Achiles sabia que era referência no Jaraguá, seu ateliê ficava nos fundos do mercado público do bairro e de lá conseguiu expandir sua arte e sua filosofia de vida para várias direções. Morar no ateliê era parte de sua própria obra. As paredes eram tomadas por objetos, cores, manequins, instrumentos, bonecos gigantes, recortes, máscaras e materiais descartados que aguardavam destino.

“Todo mundo acha que eu sou anormal, porque o ateliê não tem nada de normal. Mas acho que isso é o comportamento do artista”, dizia ele. Essa loucura artística, como ele mesmo definia, era um polo central de criação multilinguagem. Ali se fazia de tudo, desde papel machê, bordado, bonecos e máscaras de carnaval, instrumentos rudimentares, cenários, figurinos, teatro de rua e pesquisas sobre cultura popular. Mais que um ateliê, o Tendão de Achiles era uma escola.
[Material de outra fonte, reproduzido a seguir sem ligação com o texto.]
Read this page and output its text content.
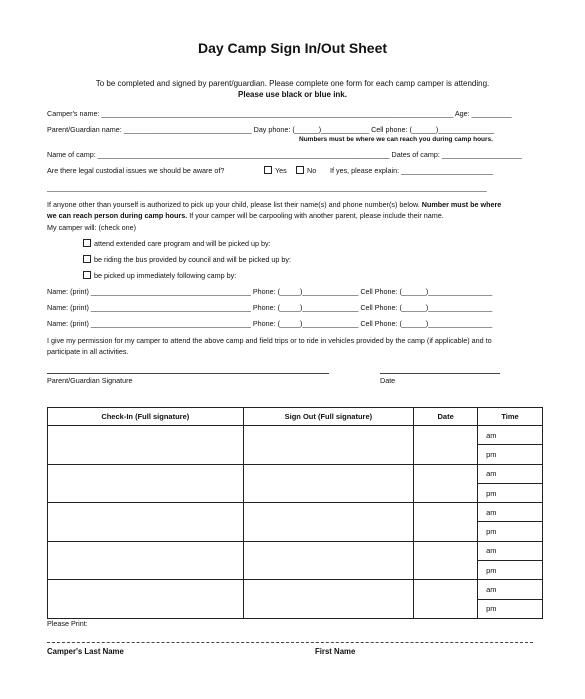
Day Camp Sign In/Out Sheet
To be completed and signed by parent/guardian. Please complete one form for each camp camper is attending.
Please use black or blue ink.
Camper's name: ________________________________________________________________________________________ Age: __________
Parent/Guardian name: ________________________________ Day phone: (______)____________ Cell phone: (______)______________
Numbers must be where we can reach you during camp hours.
Name of camp: _________________________________________________________________________ Dates of camp: ____________________
Are there legal custodial issues we should be aware of?	Yes	No If yes, please explain: _______________________
______________________________________________________________________________________________________________
If anyone other than yourself is authorized to pick up your child, please list their name(s) and phone number(s) below. Number must be where
we can reach person during camp hours. If your camper will be carpooling with another parent, please include their name.
My camper will: (check one)
attend extended care program and will be picked up by:
be riding the bus provided by council and will be picked up by:
be picked up immediately following camp by:
Name: (print) ________________________________________ Phone: (_____)______________ Cell Phone: (______)________________
Name: (print) ________________________________________ Phone: (_____)______________ Cell Phone: (______)________________
Name: (print) ________________________________________ Phone: (_____)______________ Cell Phone: (______)________________
I give my permission for my camper to attend the above camp and field trips or to ride in vehicles provided by the camp (if applicable) and to
participate in all activities.
Parent/Guardian Signature	Date
Check-In (Full signature)	Sign Out (Full signature)	Date	Time
			am
			pm
			am
			pm
			am
			pm
			am
			pm
			am
			pm
Please Print:
Camper's Last Name	First Name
Para quem conviveu com Achiles, a força estava no olhar. A escultora e amiga Marta Arruda recorda “A facilidade que ele tinha para, ao olhar para um material, já saber o que fazer. Era automático”. O também amigo, parceiro de exposições e artista visual Persivaldo Figueirôa se impressionava. “Achiles conseguia transformar tudo que encontrava no caminho em arte. O descartado em suas mãos tinha outro e belo destino”, lembra. “Ao meu ver, ele era um visionário, sempre via muito potencial nos mais diversos materiais”, revela Marta.

Foto: Acervo do artista
Foto: Acervo do artista
Foto: Acervo do artista

Foto: Acervo do artista

Agélio Novaes em entrevista para “Arquitetura da criação”, outra série do Blog Aqui Acolá Arte, afirma que também ficava impactado com o trabalho de Achiles.

Ele pegava um lixo e eu ficava pensando o que ele ia fazer com aquilo. No outro dia, chegava em sua casa e lá estava a coisa mais linda do mundo, eu ficava impressionado com aquela humildade dele”, diz Agélio. “Ele era uma pessoa maravilhosa. Alguns o achavam chato, mas ele era chato com as pessoas chatas. Era uma pessoa muito legal e de uma criatividade impressionante”.
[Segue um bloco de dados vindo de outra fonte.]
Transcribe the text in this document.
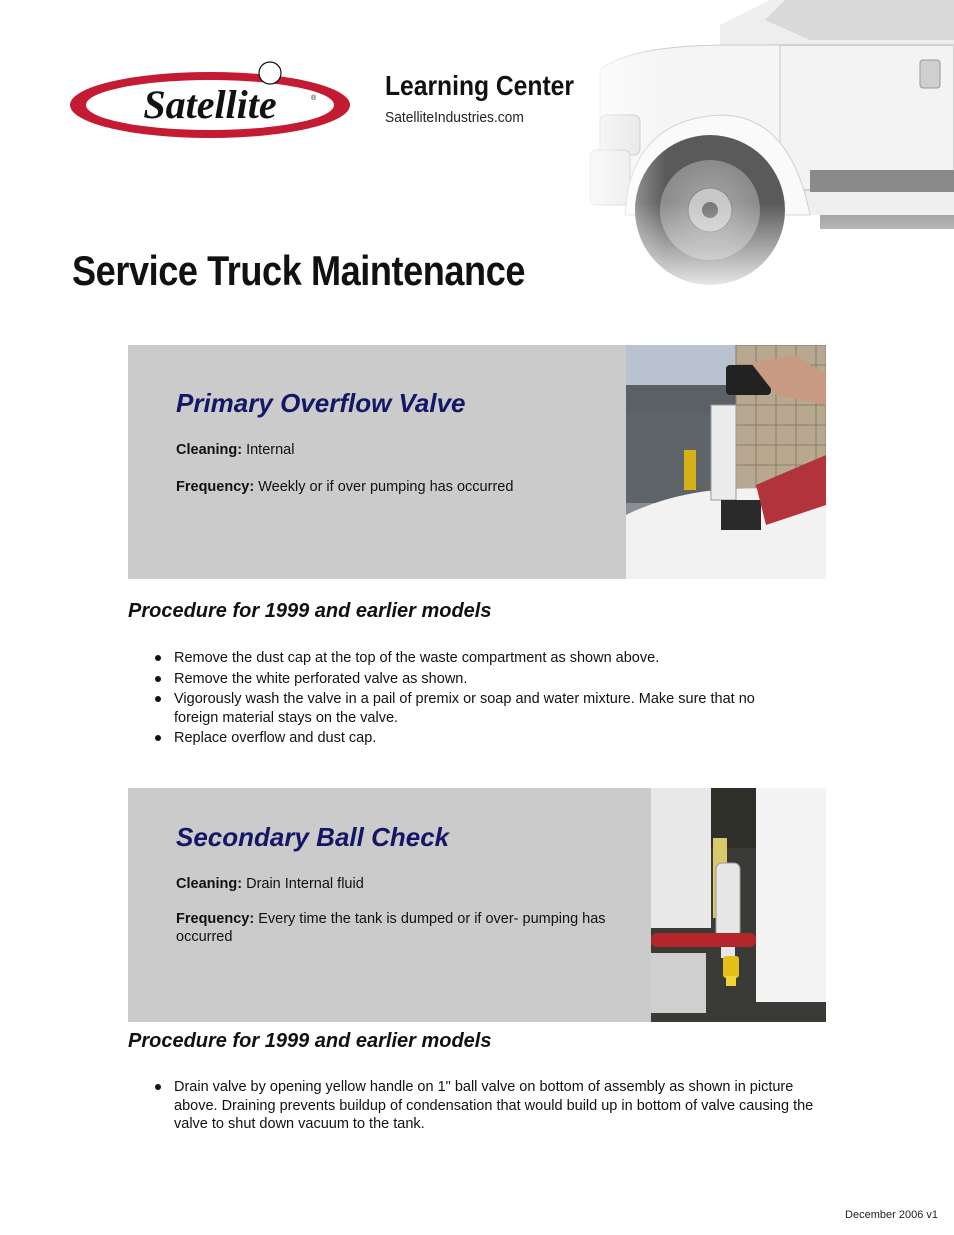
Satellite	® Learning Center
SatelliteIndustries.com
Service Truck Maintenance
Primary Overflow Valve
Cleaning: Internal
Frequency: Weekly or if over pumping has occurred
Procedure for 1999 and earlier models
Remove the dust cap at the top of the waste compartment as shown above.
Remove the white perforated valve as shown.
Vigorously wash the valve in a pail of premix or soap and water mixture. Make sure that no foreign material stays on the valve.
Replace overflow and dust cap.
Secondary Ball Check
Cleaning: Drain Internal fluid
Frequency: Every time the tank is dumped or if over- pumping has occurred
Procedure for 1999 and earlier models
Drain valve by opening yellow handle on 1" ball valve on bottom of assembly as shown in picture above. Draining prevents buildup of condensation that would build up in bottom of valve causing the valve to shut down vacuum to the tank.
December 2006 v1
Achiles tinha um modo particular de pensar o mundo. “Trabalhamos com tudo que é do reciclado, qualquer resíduo de lixo a gente consegue transformar”, dizia ele. “Somos artistas e pesquisadores”. Segundo Persivaldo, o papel machê foi a principal marca do trabalho de Escobar. Achiles modelava o papel como quem molda barro, criando volumes, personagens, estruturas e identidades. Mas era impossível limitá-lo a um único material, “Eram botões, fitas, rendas, bonecos, carrinhos, cerâmicas, latas, cabeceiras de cama, tudo entrava na composição”, lembra Marta.
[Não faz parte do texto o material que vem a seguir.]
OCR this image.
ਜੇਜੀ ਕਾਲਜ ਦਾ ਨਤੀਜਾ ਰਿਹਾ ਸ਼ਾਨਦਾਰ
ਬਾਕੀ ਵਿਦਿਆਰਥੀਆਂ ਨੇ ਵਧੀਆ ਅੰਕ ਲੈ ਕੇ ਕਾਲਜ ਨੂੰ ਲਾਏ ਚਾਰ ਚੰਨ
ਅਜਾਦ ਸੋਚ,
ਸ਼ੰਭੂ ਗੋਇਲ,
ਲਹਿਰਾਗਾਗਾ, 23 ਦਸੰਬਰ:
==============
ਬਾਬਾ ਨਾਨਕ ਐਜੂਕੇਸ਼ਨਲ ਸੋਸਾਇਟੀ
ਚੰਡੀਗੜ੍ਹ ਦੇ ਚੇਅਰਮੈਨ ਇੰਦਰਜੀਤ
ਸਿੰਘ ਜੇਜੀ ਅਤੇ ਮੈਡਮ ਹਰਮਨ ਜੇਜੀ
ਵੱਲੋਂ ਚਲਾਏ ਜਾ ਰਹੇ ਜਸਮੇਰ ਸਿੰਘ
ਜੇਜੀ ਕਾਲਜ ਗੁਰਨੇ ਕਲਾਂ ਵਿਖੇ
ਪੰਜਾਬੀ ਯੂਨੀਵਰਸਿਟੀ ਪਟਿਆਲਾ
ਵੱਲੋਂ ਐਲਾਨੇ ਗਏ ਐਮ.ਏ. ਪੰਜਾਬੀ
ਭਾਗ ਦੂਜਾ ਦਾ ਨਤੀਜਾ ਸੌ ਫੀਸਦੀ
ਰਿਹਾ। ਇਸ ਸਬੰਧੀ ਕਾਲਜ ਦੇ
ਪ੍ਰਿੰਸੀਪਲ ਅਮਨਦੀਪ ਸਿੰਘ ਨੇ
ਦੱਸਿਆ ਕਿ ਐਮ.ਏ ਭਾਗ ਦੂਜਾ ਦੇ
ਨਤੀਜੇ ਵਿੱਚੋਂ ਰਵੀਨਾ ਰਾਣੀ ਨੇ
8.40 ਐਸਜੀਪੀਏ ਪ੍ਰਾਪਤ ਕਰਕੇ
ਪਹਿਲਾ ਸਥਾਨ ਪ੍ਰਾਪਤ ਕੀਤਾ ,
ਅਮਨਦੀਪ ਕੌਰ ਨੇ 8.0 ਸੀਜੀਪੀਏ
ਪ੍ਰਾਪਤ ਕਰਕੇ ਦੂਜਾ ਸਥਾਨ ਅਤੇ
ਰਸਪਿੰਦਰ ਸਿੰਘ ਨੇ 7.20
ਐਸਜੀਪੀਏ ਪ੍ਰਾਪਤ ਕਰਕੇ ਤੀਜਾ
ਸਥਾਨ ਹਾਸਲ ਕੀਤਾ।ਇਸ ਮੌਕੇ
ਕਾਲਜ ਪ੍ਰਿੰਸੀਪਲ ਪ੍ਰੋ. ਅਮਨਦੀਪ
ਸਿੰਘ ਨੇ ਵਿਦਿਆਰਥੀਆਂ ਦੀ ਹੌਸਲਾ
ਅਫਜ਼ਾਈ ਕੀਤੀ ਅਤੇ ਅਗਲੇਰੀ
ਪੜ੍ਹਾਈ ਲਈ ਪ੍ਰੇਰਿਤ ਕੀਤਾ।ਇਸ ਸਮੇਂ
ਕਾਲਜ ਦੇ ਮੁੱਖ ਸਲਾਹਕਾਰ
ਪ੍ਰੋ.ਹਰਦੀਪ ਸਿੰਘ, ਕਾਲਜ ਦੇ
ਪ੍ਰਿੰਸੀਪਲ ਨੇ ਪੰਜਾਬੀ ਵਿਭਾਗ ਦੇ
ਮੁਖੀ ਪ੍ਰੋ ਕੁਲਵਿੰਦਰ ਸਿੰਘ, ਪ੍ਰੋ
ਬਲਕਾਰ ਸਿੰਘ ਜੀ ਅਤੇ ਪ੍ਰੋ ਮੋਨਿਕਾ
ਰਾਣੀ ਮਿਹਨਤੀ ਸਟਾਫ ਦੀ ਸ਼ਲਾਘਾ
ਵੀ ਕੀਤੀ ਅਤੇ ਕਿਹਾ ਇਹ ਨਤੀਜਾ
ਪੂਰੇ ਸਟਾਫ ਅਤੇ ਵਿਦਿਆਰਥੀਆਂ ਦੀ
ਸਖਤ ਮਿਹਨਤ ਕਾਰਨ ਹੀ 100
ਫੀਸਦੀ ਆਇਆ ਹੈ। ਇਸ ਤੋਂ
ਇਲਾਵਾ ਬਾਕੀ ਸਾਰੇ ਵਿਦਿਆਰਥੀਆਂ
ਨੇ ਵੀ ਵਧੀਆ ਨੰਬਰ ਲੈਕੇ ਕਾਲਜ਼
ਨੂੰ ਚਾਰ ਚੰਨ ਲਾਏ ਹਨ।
Ele não escondia o reciclado, e sim o revelava”, explica Persivaldo. “Era encantador ver como ele costurava esses objetos como quem borda. Já nos primeiros contatos eu me impressionei com a mistura de coisas, o colorido que dava vida à sua arte já era intrigante. A revida que ele dava ao transformar o papel era muito poético.” Para Persivaldo, trabalhar com o reciclado para Achiles partia de uma curiosidade inicialmente estética. “Em seguida, tinha esse conceito da política ambiental que remete a refletir sobre a vida do planeta e a contribuição enquanto artista. Achiles tinha essa visão de mundo”.

Foto: Acervo do artista
Foto: Acervo do artista
Foto: Acervo do artista
Foto: Acervo do artista
Foto: Acervo do artista
Foto: Acervo do artista

Essa estética da abundância se tornaria sua assinatura, através das cores em explosão, volumes generosos e texturas variadas que contavam histórias. Era arte popular com tradição, fantasia e brincadeira. “Independente do material, o resultado era sempre fantástico. Ele harmonizava tudo”, recorda a amiga Marta.

A relação de Achiles com a cultura popular alagoana como o Guerreiro, o Reisado e as figuras míticas das tradições nordestinas atravessavam toda a sua obra. Ele enxergava nesses personagens um imenso potencial narrativo e buscava reinventá-los. Em seus trabalhos, esses personagens ganhavam novas camadas simbólicas através do reaproveitamento, como por meio de espelhos, sobras, ferragens e tecidos descartados. “Seus Bois de Carnaval e as figuras do Mateus são construídos totalmente com reaproveitamento”, lembra Persivaldo. “O colorido, as formas, volumes e texturas criavam a identidade de seu trabalho, cujo colorido é sua maior referência”.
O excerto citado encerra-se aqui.